Bab 12

1.1K 128 11
                                    

Ups! Gambar ini tidak mengikuti Pedoman Konten kami. Untuk melanjutkan publikasi, hapuslah gambar ini atau unggah gambar lain.


Beberapa detik yang lalu, Wenda masih terdiam seribu bahasa. Hingga ketika sudah duduk di kursi samping kemudi bersama Saga, ia tidak bisa lagi menahan diri.

"Pak Saga maksudnya apa? Tiba-tiba datang dan ngaku jadi kekasih saya?" Wenda menjeda ucapannya sebentar sambil membuang napas berat. "Wow kekasih. Bapak enteng sekali mengucapkan kata itu di depan Dion. Kekasih dari mana? Bahkan kita nggak pernah sedekat itu dan bisa disebut sebagai pasangan."

Saga masih tidak menggubris serentetan kalimat yang terlontar dari bibir Wenda. Ia melajukan mobilnya dalam kecepatan yang sangat pelan. Sesekali ia melirik ke arah Wenda dari ekor mata. Wanita itu masih mengoceh tanpa jeda.

"Pak Saga dengerin saya 'kan? Pak Saga bisa nggak jelasin ke saya apa maksud dari ucapan bapak tadi?"

Menghentikan mobil dalam sekali pijakan, Saga membuat tubuh Wenda sedikit memantul karena berhenti mendadak.

"Aduh, hati-hati dong Pak!" seru Wenda sambil memegangi seat belt yang melilit tubuh.

Menoleh ke arah Wenda dengan tatapan lurus tanpa ekspresi. "Kamu cukup bilang terima kasih, daripada ngoceh terus kayak burung beo."
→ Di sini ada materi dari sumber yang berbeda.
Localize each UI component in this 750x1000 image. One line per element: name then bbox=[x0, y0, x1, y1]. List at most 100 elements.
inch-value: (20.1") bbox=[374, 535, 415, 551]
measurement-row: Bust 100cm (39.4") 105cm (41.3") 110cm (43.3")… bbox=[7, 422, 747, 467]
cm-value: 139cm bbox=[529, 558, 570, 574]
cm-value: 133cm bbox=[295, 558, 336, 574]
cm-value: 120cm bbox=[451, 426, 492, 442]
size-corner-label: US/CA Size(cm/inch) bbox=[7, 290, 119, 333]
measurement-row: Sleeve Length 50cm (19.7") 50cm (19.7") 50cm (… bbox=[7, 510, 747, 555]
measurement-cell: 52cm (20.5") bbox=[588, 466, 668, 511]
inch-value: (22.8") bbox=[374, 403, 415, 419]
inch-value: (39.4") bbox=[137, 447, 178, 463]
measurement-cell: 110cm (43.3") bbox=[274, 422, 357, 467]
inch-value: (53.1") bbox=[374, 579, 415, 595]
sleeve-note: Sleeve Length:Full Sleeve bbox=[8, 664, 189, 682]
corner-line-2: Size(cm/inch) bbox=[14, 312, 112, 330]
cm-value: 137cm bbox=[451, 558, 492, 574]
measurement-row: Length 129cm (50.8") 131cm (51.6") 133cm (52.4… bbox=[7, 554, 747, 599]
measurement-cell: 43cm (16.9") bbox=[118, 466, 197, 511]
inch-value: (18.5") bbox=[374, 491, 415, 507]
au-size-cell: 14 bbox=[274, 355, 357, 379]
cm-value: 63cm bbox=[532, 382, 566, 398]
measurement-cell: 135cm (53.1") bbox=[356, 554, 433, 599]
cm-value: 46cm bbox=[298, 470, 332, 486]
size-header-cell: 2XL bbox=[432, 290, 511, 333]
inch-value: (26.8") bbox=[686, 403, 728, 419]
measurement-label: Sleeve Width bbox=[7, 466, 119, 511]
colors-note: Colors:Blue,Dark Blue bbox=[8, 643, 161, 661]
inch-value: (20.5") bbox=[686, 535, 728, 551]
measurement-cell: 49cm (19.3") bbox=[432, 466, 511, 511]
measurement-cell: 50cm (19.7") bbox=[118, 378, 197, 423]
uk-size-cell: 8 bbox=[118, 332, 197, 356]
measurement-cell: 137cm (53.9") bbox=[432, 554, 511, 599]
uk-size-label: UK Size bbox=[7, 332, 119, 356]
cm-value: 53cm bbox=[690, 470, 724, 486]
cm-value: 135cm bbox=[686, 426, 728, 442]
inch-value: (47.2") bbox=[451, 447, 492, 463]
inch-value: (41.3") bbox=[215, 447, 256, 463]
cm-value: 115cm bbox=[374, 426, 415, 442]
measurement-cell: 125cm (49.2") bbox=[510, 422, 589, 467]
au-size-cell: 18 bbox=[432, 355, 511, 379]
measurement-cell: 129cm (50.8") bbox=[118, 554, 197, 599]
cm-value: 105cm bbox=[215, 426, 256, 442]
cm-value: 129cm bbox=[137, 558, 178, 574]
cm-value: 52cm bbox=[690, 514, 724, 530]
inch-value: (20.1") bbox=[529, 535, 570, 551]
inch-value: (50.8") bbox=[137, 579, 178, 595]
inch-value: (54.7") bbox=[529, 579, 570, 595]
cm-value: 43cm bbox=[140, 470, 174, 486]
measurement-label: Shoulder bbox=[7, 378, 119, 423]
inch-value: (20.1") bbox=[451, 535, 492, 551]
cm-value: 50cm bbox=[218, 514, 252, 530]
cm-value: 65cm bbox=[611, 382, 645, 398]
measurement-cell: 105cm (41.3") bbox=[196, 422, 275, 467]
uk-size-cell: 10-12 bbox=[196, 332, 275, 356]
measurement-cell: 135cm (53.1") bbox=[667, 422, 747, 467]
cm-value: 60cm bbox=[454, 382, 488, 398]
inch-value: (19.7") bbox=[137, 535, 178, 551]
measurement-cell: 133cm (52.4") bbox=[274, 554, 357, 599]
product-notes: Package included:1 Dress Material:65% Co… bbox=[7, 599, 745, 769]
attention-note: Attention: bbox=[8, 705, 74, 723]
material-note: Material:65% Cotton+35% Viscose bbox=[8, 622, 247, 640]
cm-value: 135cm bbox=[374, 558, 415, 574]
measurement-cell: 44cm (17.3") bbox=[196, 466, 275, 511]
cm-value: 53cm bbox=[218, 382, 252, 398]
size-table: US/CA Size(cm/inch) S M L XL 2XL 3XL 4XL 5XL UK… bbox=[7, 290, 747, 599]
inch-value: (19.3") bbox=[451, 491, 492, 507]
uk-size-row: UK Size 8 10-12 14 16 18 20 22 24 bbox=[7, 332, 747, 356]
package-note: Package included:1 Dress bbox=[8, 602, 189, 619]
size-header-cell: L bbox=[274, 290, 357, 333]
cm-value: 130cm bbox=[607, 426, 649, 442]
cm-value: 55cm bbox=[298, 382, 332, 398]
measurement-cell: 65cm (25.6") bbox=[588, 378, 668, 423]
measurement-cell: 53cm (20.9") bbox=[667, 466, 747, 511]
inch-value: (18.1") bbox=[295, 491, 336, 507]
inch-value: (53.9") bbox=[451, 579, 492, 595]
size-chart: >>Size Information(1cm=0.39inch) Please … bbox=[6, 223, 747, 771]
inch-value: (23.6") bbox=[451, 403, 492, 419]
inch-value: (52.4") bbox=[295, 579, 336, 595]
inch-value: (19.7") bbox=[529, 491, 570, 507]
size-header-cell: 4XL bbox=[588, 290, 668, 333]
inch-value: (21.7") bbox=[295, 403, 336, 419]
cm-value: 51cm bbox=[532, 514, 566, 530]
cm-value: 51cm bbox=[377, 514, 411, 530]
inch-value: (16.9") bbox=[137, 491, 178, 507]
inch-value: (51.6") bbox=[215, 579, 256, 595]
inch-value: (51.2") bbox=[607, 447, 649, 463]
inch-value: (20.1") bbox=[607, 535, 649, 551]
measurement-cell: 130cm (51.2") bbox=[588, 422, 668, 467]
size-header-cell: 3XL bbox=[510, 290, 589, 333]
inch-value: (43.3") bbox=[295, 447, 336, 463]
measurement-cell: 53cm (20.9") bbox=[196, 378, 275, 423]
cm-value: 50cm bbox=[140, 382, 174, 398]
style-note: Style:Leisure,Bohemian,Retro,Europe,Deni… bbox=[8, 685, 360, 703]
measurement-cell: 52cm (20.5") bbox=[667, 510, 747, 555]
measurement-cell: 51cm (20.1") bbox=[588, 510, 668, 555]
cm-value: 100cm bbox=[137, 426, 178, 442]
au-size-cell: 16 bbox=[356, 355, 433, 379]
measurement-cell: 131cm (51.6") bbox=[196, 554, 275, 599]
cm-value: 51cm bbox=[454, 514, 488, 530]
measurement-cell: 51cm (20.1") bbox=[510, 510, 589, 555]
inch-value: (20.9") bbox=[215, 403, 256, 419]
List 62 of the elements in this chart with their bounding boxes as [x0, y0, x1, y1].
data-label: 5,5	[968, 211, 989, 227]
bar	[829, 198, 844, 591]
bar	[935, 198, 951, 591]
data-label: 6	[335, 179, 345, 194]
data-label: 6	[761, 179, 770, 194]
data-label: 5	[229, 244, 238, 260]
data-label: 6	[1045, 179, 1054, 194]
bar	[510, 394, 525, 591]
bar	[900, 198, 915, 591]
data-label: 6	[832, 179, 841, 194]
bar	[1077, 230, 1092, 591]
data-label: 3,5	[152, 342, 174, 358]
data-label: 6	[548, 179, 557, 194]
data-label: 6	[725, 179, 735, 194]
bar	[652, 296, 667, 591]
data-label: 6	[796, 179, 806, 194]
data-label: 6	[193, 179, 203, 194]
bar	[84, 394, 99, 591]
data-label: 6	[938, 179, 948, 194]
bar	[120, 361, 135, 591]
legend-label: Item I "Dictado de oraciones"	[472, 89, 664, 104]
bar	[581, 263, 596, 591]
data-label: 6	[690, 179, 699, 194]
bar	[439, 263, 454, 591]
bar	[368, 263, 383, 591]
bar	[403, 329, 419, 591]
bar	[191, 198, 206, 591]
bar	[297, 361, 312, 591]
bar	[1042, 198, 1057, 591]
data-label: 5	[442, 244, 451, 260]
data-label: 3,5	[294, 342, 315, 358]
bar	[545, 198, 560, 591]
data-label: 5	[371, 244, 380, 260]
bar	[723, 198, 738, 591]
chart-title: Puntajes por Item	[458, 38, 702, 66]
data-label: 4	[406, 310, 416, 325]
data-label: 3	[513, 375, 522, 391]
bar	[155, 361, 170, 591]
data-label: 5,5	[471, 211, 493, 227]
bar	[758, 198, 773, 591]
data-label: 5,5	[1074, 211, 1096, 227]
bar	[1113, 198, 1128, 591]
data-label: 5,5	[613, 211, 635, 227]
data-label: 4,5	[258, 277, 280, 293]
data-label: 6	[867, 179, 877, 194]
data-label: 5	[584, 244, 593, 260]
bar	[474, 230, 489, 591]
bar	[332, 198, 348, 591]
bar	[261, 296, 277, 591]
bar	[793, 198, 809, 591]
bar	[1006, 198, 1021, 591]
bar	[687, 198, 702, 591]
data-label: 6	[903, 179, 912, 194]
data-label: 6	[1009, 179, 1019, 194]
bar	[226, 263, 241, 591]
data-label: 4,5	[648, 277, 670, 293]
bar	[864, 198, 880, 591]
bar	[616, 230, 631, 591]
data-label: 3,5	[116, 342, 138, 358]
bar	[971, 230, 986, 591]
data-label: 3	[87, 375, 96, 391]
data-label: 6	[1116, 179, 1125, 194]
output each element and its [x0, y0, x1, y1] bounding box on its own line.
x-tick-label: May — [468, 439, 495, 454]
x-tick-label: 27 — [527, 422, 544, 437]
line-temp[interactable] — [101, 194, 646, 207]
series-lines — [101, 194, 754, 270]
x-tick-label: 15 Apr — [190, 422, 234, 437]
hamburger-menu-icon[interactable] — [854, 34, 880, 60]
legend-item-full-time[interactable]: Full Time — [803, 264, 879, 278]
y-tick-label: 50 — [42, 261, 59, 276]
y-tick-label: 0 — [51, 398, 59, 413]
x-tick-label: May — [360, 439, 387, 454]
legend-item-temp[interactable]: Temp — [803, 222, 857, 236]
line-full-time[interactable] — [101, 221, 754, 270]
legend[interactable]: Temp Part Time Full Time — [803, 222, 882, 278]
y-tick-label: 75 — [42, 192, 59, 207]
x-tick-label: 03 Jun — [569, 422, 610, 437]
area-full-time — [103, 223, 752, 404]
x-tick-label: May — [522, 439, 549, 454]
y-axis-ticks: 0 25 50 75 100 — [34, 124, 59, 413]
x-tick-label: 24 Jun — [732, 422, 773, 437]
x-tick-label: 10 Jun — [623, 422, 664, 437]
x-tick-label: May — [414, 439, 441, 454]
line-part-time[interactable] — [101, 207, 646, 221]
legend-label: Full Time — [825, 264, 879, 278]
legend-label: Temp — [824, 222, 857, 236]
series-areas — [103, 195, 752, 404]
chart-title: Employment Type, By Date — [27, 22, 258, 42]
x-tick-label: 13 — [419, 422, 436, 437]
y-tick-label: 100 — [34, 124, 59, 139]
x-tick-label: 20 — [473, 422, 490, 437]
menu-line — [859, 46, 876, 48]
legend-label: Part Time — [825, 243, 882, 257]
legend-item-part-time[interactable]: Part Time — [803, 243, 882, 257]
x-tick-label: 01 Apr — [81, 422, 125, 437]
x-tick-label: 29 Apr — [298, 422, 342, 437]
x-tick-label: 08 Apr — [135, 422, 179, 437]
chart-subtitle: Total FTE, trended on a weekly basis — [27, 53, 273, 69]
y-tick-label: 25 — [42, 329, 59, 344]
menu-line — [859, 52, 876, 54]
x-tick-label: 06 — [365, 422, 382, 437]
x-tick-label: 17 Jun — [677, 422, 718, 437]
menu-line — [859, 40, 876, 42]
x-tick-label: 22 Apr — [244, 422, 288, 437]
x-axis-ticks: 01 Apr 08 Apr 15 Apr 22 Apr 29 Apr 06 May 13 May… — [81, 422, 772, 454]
"Saya butuh penjelasan, Pak. Pak Saga datang terus bilang kayak gitu, siapa yang nggak kaget? Saya bukan tipe wanita yang akan senang karena tiba-tiba diakui sebagai pacar sama orang kaya seperti Pak Saga," celetuk Wenda panjang lebar. "Coba jelasin, apa maksud Bapak?"

"Nggak ada maksud terselubung," jawab Saga datar.

"Berarti Pak Saga mempermainkan saya?" Sekarang kedua mata Wenda melotot ke arah Saga.

"Saya bantu kamu biar nggak dilecehkan sama mantan kamu. Coba kalau saya nggak datang? Kamu bisa dibawa sama dia dan entah apa yang akan terjadi," jelas Saga. Lalu ia melirik pada paha Wenda yang sekarang tertutup oleh jas yang semula dililitkan pada pinggangnya. "Lagian kenapa kamu tiba-tiba pakai rok mini kayak gitu?"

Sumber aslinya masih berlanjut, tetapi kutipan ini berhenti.